I would probably get the same result but that's not the real user or group owning the data in the node, right? Basically, in Azure's case, if the node gets compromised through any of these systemd components, the intruder will have full access to the data. So, ideally we use UIDs and GIDs dedicated to Redpanda.

c4milo commented 2 months ago

Or better, we map them to the user and group nobody in the host (usually 65534)

alejandroEsc commented 2 months ago

Is this really a limitation of the operator thought? We are asking that the container use a known user for the container. You are suggesting that the PVs be provisioned on the vm using that same user correct? Even though that user may not exist on the VMs' OS? Have you seen this work with other tools? If you have can you point them to me, it may help me close my knowledge gap quicker.

c4milo commented 2 months ago

It would think it is if it doesn't let me set what I want. I'm setting fsgroup and it doesn't seem to be taking it.

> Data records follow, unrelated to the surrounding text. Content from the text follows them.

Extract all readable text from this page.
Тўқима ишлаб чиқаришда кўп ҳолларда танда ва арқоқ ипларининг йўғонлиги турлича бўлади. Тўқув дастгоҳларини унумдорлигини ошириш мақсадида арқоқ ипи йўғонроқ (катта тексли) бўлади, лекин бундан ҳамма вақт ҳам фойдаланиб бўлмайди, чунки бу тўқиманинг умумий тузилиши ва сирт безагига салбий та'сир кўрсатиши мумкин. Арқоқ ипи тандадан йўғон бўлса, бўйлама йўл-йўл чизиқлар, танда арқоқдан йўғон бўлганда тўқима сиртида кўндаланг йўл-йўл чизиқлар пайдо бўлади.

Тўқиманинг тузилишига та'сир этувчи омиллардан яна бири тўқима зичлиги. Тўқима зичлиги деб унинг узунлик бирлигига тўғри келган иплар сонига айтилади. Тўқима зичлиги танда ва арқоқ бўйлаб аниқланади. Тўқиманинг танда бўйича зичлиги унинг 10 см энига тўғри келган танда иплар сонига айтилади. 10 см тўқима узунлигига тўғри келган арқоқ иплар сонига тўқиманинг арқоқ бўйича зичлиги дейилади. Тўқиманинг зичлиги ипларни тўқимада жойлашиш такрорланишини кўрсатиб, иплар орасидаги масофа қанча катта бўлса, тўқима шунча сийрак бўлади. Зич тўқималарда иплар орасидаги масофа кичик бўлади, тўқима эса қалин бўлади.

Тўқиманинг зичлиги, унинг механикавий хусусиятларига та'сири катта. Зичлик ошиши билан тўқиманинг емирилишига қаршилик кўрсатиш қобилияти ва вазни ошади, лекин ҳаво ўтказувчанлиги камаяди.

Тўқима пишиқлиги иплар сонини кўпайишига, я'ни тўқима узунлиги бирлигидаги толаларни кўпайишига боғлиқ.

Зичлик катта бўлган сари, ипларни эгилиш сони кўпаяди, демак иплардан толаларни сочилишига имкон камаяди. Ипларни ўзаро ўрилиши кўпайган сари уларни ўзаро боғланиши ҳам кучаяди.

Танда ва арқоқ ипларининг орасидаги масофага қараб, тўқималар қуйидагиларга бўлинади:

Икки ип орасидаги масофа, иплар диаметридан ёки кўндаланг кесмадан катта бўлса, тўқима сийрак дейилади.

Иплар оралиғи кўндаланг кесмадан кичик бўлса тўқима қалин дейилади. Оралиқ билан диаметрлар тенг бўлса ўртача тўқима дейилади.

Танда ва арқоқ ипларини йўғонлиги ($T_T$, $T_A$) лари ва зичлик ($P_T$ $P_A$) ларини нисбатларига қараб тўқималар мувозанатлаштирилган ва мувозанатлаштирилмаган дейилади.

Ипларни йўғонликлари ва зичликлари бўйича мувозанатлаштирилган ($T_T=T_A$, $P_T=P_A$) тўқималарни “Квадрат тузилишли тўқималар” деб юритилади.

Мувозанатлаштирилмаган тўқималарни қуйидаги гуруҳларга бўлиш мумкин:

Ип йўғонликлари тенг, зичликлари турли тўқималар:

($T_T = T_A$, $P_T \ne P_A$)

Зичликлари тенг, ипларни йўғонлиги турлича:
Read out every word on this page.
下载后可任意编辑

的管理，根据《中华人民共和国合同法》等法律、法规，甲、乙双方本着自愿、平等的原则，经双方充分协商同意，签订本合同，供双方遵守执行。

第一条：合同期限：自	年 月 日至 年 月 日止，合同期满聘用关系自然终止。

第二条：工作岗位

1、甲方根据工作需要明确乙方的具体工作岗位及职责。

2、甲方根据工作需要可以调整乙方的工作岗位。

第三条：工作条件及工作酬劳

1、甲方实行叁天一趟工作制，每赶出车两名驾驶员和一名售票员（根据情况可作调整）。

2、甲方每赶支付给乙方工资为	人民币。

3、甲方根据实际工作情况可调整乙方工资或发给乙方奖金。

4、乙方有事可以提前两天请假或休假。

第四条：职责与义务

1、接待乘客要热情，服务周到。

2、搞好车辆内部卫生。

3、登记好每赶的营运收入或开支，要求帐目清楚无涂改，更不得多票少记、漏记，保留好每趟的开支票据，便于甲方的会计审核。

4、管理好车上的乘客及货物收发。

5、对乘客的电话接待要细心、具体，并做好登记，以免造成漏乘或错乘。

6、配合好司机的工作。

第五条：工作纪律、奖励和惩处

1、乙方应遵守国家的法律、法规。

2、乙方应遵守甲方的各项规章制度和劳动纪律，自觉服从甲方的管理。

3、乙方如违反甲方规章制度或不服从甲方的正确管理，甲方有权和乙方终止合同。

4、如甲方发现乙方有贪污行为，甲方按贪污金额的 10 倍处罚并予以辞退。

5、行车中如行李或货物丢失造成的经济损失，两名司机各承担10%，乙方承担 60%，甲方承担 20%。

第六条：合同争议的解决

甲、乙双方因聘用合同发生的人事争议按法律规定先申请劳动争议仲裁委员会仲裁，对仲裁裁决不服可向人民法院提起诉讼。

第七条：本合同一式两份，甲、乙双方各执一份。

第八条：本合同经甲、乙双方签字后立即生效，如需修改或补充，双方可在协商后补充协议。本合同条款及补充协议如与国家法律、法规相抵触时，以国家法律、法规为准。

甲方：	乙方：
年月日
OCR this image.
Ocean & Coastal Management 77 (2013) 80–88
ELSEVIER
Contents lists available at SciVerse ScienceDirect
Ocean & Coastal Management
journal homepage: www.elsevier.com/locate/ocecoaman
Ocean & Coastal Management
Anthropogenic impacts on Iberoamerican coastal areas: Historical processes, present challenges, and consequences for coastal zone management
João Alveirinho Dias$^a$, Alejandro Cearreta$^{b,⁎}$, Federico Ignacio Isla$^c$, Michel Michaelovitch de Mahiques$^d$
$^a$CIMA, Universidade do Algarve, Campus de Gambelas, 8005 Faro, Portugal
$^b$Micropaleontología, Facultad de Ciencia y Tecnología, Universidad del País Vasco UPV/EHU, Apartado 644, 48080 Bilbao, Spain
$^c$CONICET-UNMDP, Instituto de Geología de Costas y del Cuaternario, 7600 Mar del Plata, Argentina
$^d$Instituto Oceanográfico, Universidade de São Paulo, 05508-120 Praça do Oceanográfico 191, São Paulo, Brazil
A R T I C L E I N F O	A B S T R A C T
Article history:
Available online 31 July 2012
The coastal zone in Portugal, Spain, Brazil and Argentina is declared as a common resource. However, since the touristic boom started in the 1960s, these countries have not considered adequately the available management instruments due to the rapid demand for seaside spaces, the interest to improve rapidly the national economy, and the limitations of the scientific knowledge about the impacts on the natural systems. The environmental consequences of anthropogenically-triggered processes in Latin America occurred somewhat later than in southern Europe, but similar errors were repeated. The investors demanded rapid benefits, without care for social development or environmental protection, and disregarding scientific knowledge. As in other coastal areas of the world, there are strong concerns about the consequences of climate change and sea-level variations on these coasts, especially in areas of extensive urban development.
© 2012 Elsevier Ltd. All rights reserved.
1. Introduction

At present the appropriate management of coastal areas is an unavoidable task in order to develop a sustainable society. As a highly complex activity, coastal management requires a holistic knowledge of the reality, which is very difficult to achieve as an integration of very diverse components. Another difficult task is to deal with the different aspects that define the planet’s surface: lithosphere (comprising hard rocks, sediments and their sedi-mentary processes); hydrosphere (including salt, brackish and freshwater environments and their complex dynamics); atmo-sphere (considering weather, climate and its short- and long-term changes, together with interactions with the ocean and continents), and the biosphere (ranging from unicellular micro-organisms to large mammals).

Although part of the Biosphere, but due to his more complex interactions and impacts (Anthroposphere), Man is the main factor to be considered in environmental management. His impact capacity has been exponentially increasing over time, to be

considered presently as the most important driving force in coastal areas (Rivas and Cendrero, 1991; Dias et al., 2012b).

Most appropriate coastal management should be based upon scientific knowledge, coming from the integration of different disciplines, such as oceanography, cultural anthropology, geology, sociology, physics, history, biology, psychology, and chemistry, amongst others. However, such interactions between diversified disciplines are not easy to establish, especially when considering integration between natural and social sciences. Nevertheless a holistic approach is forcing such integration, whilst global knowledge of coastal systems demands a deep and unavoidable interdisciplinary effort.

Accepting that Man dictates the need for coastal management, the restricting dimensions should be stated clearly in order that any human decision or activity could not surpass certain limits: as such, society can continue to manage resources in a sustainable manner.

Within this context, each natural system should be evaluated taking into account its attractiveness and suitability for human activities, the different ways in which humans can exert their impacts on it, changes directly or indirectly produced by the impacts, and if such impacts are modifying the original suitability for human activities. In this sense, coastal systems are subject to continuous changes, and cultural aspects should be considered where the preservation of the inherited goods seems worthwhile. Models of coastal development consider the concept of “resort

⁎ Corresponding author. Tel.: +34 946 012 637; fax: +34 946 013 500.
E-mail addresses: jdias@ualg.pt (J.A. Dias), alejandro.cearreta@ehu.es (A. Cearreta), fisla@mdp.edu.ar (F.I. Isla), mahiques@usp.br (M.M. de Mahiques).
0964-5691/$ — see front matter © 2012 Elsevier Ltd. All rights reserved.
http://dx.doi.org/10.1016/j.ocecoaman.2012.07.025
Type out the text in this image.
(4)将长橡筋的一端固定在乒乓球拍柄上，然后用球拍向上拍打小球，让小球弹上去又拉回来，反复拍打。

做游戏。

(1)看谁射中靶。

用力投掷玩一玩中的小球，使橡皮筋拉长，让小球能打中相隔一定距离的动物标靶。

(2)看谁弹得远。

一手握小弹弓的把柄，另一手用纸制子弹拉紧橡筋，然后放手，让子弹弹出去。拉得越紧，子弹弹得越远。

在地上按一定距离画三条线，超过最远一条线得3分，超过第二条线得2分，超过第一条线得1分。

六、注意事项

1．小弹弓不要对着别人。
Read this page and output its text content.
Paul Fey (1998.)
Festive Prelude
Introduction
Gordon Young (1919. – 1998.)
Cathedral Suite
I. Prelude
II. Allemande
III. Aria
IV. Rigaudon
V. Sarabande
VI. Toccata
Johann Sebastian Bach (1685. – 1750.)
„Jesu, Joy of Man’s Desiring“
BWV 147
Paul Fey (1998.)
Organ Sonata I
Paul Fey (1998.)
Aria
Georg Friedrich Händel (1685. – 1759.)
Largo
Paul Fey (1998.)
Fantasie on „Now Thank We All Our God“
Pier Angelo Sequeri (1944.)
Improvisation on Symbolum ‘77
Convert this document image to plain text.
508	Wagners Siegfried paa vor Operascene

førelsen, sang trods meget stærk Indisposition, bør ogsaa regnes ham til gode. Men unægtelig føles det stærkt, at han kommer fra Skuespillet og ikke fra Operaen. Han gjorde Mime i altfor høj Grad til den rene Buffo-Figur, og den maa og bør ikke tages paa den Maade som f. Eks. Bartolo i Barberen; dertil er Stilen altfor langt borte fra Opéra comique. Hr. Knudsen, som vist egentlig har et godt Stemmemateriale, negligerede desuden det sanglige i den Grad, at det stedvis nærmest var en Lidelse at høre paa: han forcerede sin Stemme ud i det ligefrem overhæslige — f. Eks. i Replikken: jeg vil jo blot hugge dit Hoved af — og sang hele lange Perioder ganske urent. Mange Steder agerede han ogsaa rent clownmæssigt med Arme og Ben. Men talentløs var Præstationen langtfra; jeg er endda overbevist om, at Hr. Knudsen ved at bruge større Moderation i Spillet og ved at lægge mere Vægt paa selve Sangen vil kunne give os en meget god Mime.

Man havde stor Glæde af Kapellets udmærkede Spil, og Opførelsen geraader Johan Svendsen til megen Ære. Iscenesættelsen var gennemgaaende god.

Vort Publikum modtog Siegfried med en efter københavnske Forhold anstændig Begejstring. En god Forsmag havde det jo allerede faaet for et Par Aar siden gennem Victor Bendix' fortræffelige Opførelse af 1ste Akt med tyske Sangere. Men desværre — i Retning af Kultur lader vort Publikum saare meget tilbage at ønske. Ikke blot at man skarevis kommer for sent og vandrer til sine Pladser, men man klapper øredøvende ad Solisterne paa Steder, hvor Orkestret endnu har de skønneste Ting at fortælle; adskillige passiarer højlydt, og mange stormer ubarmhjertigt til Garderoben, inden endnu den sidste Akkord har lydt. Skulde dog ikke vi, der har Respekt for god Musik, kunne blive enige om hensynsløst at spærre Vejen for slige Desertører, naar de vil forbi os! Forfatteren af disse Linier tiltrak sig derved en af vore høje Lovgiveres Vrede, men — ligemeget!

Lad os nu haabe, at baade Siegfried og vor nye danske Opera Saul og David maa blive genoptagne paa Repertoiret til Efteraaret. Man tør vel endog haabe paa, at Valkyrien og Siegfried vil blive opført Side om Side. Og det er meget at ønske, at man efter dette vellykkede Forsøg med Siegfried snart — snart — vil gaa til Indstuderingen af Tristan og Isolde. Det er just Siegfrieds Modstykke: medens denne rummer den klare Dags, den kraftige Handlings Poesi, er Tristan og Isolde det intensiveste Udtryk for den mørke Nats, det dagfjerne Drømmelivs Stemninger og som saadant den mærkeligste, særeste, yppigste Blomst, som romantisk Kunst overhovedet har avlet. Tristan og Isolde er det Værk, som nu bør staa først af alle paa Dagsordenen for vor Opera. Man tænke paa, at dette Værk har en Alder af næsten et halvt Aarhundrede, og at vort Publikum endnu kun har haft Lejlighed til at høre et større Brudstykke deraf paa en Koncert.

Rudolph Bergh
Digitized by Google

c4milo commented 2 months ago

we just found out there are more properties from securityContext not being set despite we setting them: capabilities, runAsGroup, and privileged

c4milo commented 2 months ago

FWIW, here is what I'm trying to set in most of our pods, this user and group should usually exist in the container and the host.

podSecurityContext:
  runAsNonRoot: true
  runAsUser: 65534
  runAsGroup: 65534
  fsGroup: 65534

securityContext:
  privileged: false
  allowPrivilegeEscalation: false
  runAsNonRoot: true
  capabilities:
    drop:
    - ALL
  readOnlyRootFilesystem: true
  runAsUser: 65534
  runAsGroup: 65534
chrisseto commented 2 months ago

See also https://github.com/rancher/local-path-provisioner/blob/master/examples/pod-with-security-context/pod.yaml

RafalKorepta commented 2 months ago

I think you could test a simple change in setup local-path-provisioner script https://github.com/redpanda-data/cloudv2/blob/cec154918acf04bc8fc92f7475b66a7bf67eca8d/terraform/provisioners/kubernetes-redpanda-aws/files/local-path-provisioner.yaml#L139 to change the owner.

chrisseto commented 2 months ago

@c4milo, when you have a second would you mind verifying if the issue was due to local-path-provisioner or if we need to fix something on our end?